Надо быть весьма необычным человеком, чтобы найти новое толкование для известной вещи. Например, Иисус Христос нашел неожиданно рациональное применение иррациональному чувству любви — а именно, решил, что любовь должна стать главной социальной скрепой. Не убегать от Молоха[76] социума в любовь, но напротив, сделать весь социум одной сплошной любовью — «чтоб всей вселенной шла любовь», если пользоваться выражением Маяковского. Когда люди научатся любить дальних так же преданно, как ближних, а врагов полюбят так же пылко, как друзей, общество станет счастливым. Скрепа любви надежнее власти денег, сильнее зова крови. Применять это чувство следует не избирательно, но в массовом порядке. Любовь должна стать безусловным правилом в обществе — ну, скажем, как воинская повинность или подоходный налог. Это простое правило оказалось столь революционным, что его сразу не смогли (и по-прежнему не могут) принять народы планеты.
Надрывность лирического Маяковского происходит именно оттого, что в чувство к одной женщине он хочет вложить нечто массовое, некую любовь вообще, любовь как принцип отношений. А не получается. И это безысходно трагично. Если пересказать сюжет первой (и определяющей) поэмы Маяковского, «Облако в штанах», — получится вот что. Один человек разочаровался в любви, так как его обманула девушка. Любовное разочарование заставило героя увидеть весь мир другими глазами — и герой убедился, что в мире все не так. Не только любовь фальшива — также дурны искусство, власть, религия, гражданское право и социальное устройство. Вся вселенная, если присмотреться, «обезлюблена», то есть фальшива, порочна, расчетлива, дурна.
Даже в грустных историях Абеляра и Элоизы, Ромео и Джульетты случались светлые моменты — но в любовной лирике Маяковского просвета нет совсем, «…метался / и крики в строчки выгранивал, / уже наполовину сумасшедший ювелир»[77] — это его обычное состояние. Никакого удовольствия от любви, наслаждения любовью — поэт не знает в принципе. Любовь к женщине — повод увидеть несовершенство мира. Вряд ли хоть одна особа женского пола могла бы на такое чувство ответить.
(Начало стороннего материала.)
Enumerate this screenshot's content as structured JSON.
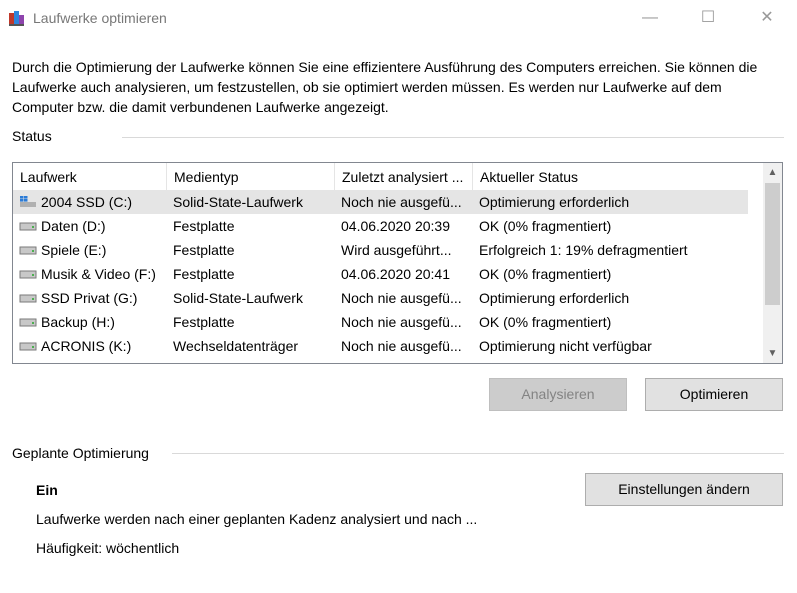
{
  "window": {
    "title": "Laufwerke optimieren",
    "minimize_glyph": "—",
    "maximize_glyph": "☐",
    "close_glyph": "✕"
  },
  "intro_text": "Durch die Optimierung der Laufwerke können Sie eine effizientere Ausführung des Computers erreichen. Sie können die Laufwerke auch analysieren, um festzustellen, ob sie optimiert werden müssen. Es werden nur Laufwerke auf dem Computer bzw. die damit verbundenen Laufwerke angezeigt.",
  "status_section": {
    "label": "Status",
    "columns": [
      "Laufwerk",
      "Medientyp",
      "Zuletzt analysiert ...",
      "Aktueller Status"
    ],
    "rows": [
      {
        "drive": "2004 SSD (C:)",
        "media": "Solid-State-Laufwerk",
        "last": "Noch nie ausgefü...",
        "status": "Optimierung erforderlich",
        "icon": "windows-drive-icon",
        "selected": true
      },
      {
        "drive": "Daten (D:)",
        "media": "Festplatte",
        "last": "04.06.2020 20:39",
        "status": "OK (0% fragmentiert)",
        "icon": "hard-drive-icon",
        "selected": false
      },
      {
        "drive": "Spiele (E:)",
        "media": "Festplatte",
        "last": "Wird ausgeführt...",
        "status": "Erfolgreich 1: 19% defragmentiert",
        "icon": "hard-drive-icon",
        "selected": false
      },
      {
        "drive": "Musik & Video (F:)",
        "media": "Festplatte",
        "last": "04.06.2020 20:41",
        "status": "OK (0% fragmentiert)",
        "icon": "hard-drive-icon",
        "selected": false
      },
      {
        "drive": "SSD Privat (G:)",
        "media": "Solid-State-Laufwerk",
        "last": "Noch nie ausgefü...",
        "status": "Optimierung erforderlich",
        "icon": "hard-drive-icon",
        "selected": false
      },
      {
        "drive": "Backup (H:)",
        "media": "Festplatte",
        "last": "Noch nie ausgefü...",
        "status": "OK (0% fragmentiert)",
        "icon": "hard-drive-icon",
        "selected": false
      },
      {
        "drive": "ACRONIS (K:)",
        "media": "Wechseldatenträger",
        "last": "Noch nie ausgefü...",
        "status": "Optimierung nicht verfügbar",
        "icon": "removable-drive-icon",
        "selected": false
      }
    ],
    "analyze_label": "Analysieren",
    "optimize_label": "Optimieren"
  },
  "scheduled_section": {
    "label": "Geplante Optimierung",
    "state": "Ein",
    "description": "Laufwerke werden nach einer geplanten Kadenz analysiert und nach ...",
    "frequency": "Häufigkeit: wöchentlich",
    "settings_label": "Einstellungen ändern"
  },
  "colors": {
    "selection": "#e5e5e5",
    "windows_blue": "#2b7bd6",
    "button_face": "#e1e1e1",
    "disabled_text": "#838383"
  }
}
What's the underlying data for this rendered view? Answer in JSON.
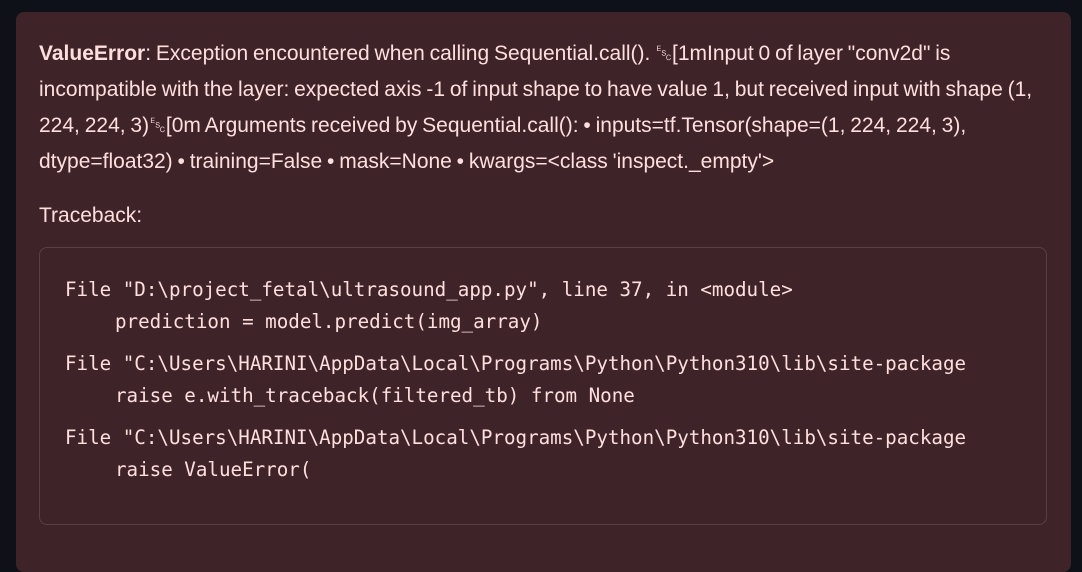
{
  "error": {
    "type": "ValueError",
    "message_rest": ": Exception encountered when calling Sequential.call(). ␛[1mInput 0 of layer \"conv2d\" is incompatible with the layer: expected axis -1 of input shape to have value 1, but received input with shape (1, 224, 224, 3)␛[0m Arguments received by Sequential.call(): • inputs=tf.Tensor(shape=(1, 224, 224, 3), dtype=float32) • training=False • mask=None • kwargs=<class 'inspect._empty'>"
  },
  "traceback": {
    "label": "Traceback:",
    "frames": [
      {
        "file_line": "File \"D:\\project_fetal\\ultrasound_app.py\", line 37, in <module>",
        "code_line": "prediction = model.predict(img_array)"
      },
      {
        "file_line": "File \"C:\\Users\\HARINI\\AppData\\Local\\Programs\\Python\\Python310\\lib\\site-package",
        "code_line": "raise e.with_traceback(filtered_tb) from None"
      },
      {
        "file_line": "File \"C:\\Users\\HARINI\\AppData\\Local\\Programs\\Python\\Python310\\lib\\site-package",
        "code_line": "raise ValueError("
      }
    ]
  },
  "colors": {
    "page_background": "#0e1117",
    "alert_background": "#3e2428",
    "alert_text": "#ffdede",
    "box_border": "#5a4044"
  }
}
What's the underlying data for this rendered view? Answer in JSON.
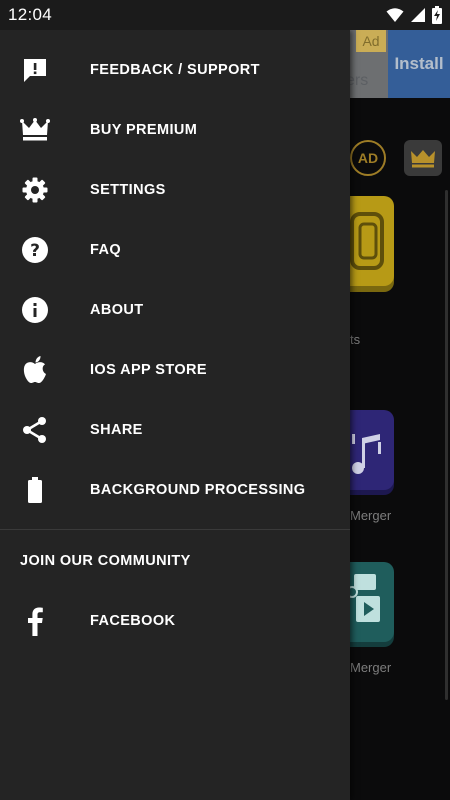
{
  "status_bar": {
    "time": "12:04",
    "icons": [
      "wifi-icon",
      "signal-icon",
      "battery-charging-icon"
    ]
  },
  "drawer": {
    "items": [
      {
        "label": "FEEDBACK / SUPPORT",
        "icon": "feedback-icon"
      },
      {
        "label": "BUY PREMIUM",
        "icon": "crown-icon"
      },
      {
        "label": "SETTINGS",
        "icon": "gear-icon"
      },
      {
        "label": "FAQ",
        "icon": "help-icon"
      },
      {
        "label": "ABOUT",
        "icon": "info-icon"
      },
      {
        "label": "IOS APP STORE",
        "icon": "apple-icon"
      },
      {
        "label": "SHARE",
        "icon": "share-icon"
      },
      {
        "label": "BACKGROUND PROCESSING",
        "icon": "battery-icon"
      }
    ],
    "community": {
      "title": "JOIN OUR COMMUNITY",
      "items": [
        {
          "label": "FACEBOOK",
          "icon": "facebook-icon"
        }
      ]
    }
  },
  "background": {
    "ad": {
      "badge": "Ad",
      "partial_text": "ers",
      "install_label": "Install"
    },
    "no_ads_label": "AD",
    "tile_labels": [
      "ts",
      "Merger",
      "Merger"
    ]
  },
  "colors": {
    "drawer_bg": "#242424",
    "install_blue": "#3a6fb7",
    "gold": "#b8912b"
  }
}
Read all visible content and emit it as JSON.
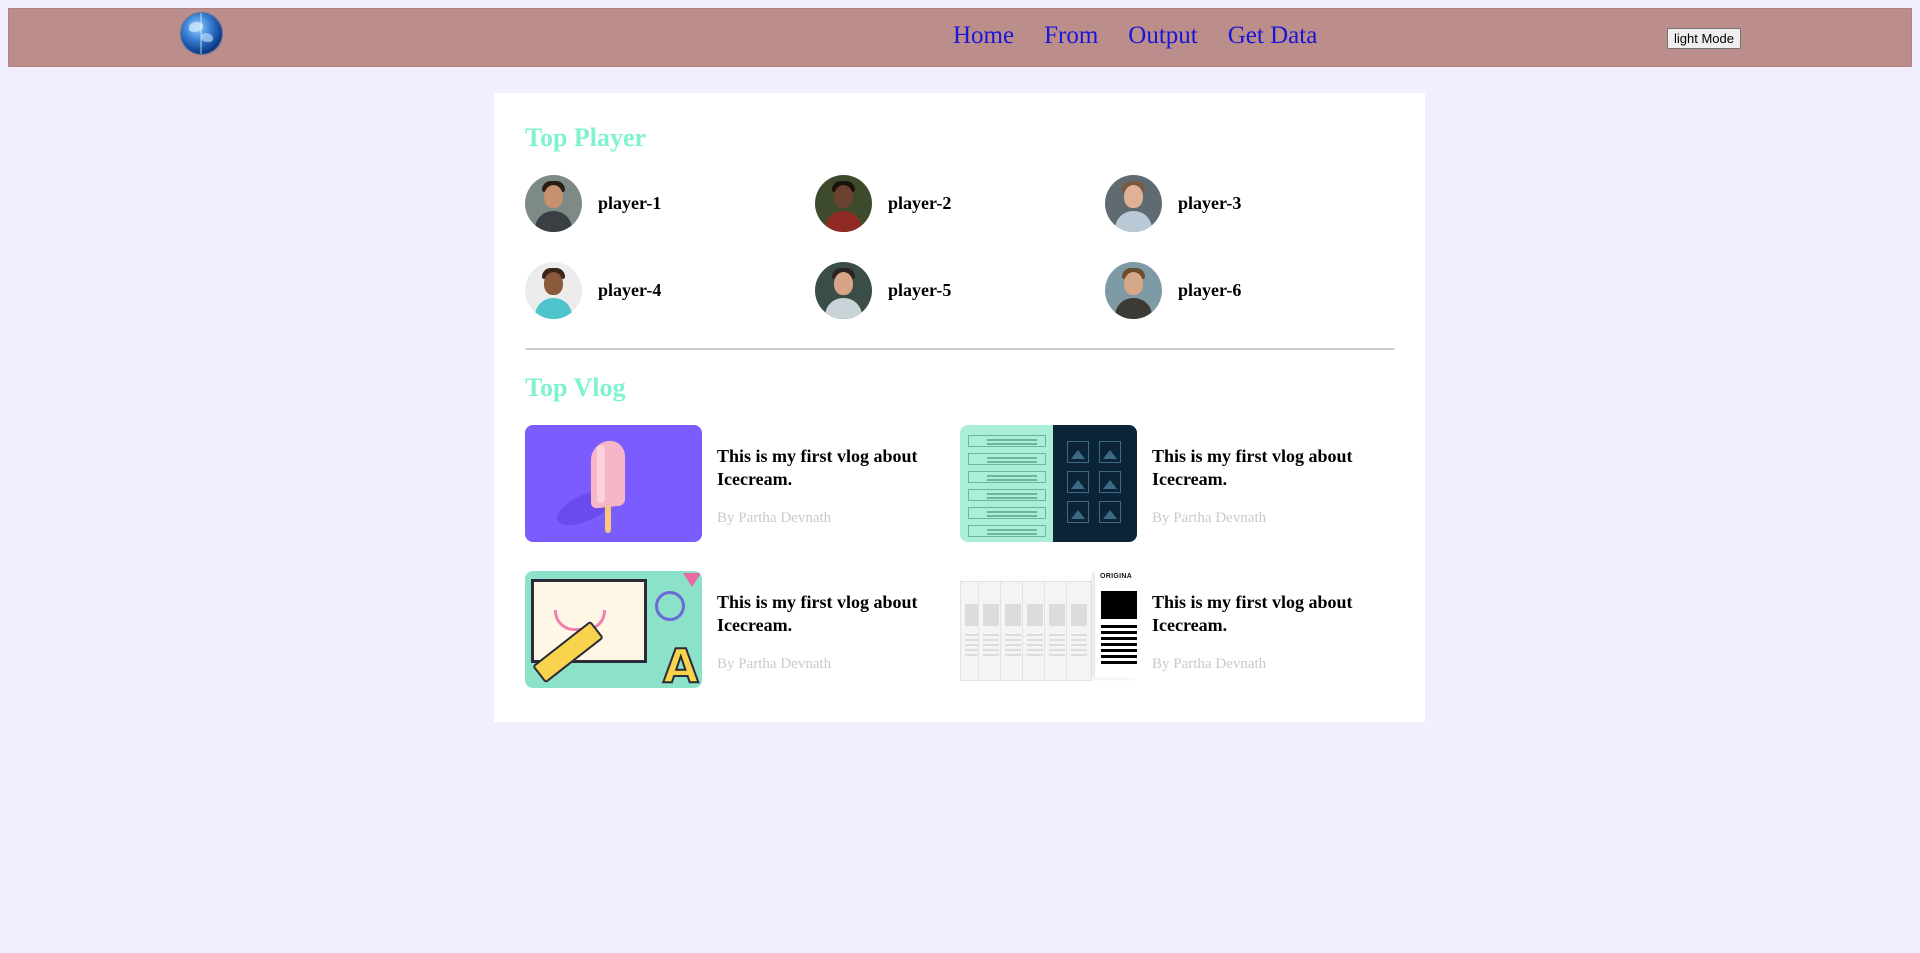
{
  "navbar": {
    "logo": "globe-logo",
    "links": [
      "Home",
      "From",
      "Output",
      "Get Data"
    ],
    "mode_button": "light Mode"
  },
  "players_section": {
    "title": "Top Player",
    "players": [
      "player-1",
      "player-2",
      "player-3",
      "player-4",
      "player-5",
      "player-6"
    ]
  },
  "vlog_section": {
    "title": "Top Vlog",
    "vlogs": [
      {
        "title": "This is my first vlog about Icecream.",
        "author": "By Partha Devnath"
      },
      {
        "title": "This is my first vlog about Icecream.",
        "author": "By Partha Devnath"
      },
      {
        "title": "This is my first vlog about Icecream.",
        "author": "By Partha Devnath"
      },
      {
        "title": "This is my first vlog about Icecream.",
        "author": "By Partha Devnath"
      }
    ]
  },
  "thumbnail_text": {
    "original": "ORIGINA"
  },
  "colors": {
    "page_bg": "#f1effd",
    "navbar_bg": "#bb8d8b",
    "link": "#1a16d9",
    "section_title": "#7ff2d0",
    "author": "#c9c9c9"
  }
}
Некогда поэт Данте использовал образ любимой, чтобы нарисовать общий принцип устройства Рая, — и Маяковский писал именно с такой претензией. Любовь земная для Данте лишь модель, прообраз любви небесной. Для Маяковского, который перемешал в своем творчестве евангельские притчи, социальную риторику и любовную лирику — индивидуального чувства любви также не существует. В мире, который устроен неправедно, невозможно решить одну маленькую проблему для персонального пользования — надо все решить сразу и для всех. «Где любимую найти мне, / такую, как и я? / Такая не уместилась бы в крохотное небо!»[78] Сказано немного хвастливо — но правдиво.
Особенность Маяковского — с этой его особенностью трудно ужиться критикам — состоит в том, что он никогда не притворяется. Ему нужды нет позировать: он действительно чувствует то, о чем пишет, он не преувеличивает. В то время как его современники брали псевдонимы, чтобы произвести впечатление, ему хватало собственной невыдуманной фамилии. В соседстве с выдуманными именами (Ленин, Сталин, Бедный, Горький, Ахматова, Черный и т. д.) фамилия «Маяковский» звучит как изощренный псевдоним, «…будьте как маяк! / Всем, / кто ночью плыть не могут, / освещай огнем дорогу»[79]! Вопрос лишь в том, что по этой освещенной им дороге никто плыть не собирался.
И этот огромный мужчина, не умеющий пристроить свою любовь, не умеющий найти ей применения, маялся в одиночестве, метался, кричал, пугал желтой кофтой и яростным голосом. Это, безусловно, лирика, но какая-то нелирическая лирика.
4
Свое одиночество Маяковский предсказал заранее, еще мальчишкой, — это была одна из масок, которую он примерял на себя, как это всегда делают романтические натуры. В ранних стихах он изображал толпу и одинокого гения, непонятого чернью, — как это делают все поэты. Маяковский следует общей традиции — это не оригинально. Просто одним романтическая маска требовалась лишь на время, другие жили одинокими всю жизнь, и их одиночество из романтического состояния переходило к отчаянному. Маяковскому еще повезло, как мало кому везло: он собирал тысячные аудитории, путешествовал по миру, являлся полпредом советской поэзии, был обеспечен материально, печатался и переводился. Гумилев в тюремной камере, Мандельштам в лагере, Цветаева в Елабуге, Ходасевич в эмиграции, Пастернак во время травли и т. д. и т. п. — все эти люди были куда более одиноки. А если взглянуть шире — на Европу эпохи первой мировой — то одиночек и там найдется предостаточно. Эта эпоха, предвоенная и межвоенная, — была эпохой общей растерянности. Это была та эпоха, в которую люди творческие становились одинокими просто в силу того, что мораль не поспевала за прогрессом— достаточно вспомнить героев Чаплина, Хемингуэя и Ремарка. Одиночество — общий приговор.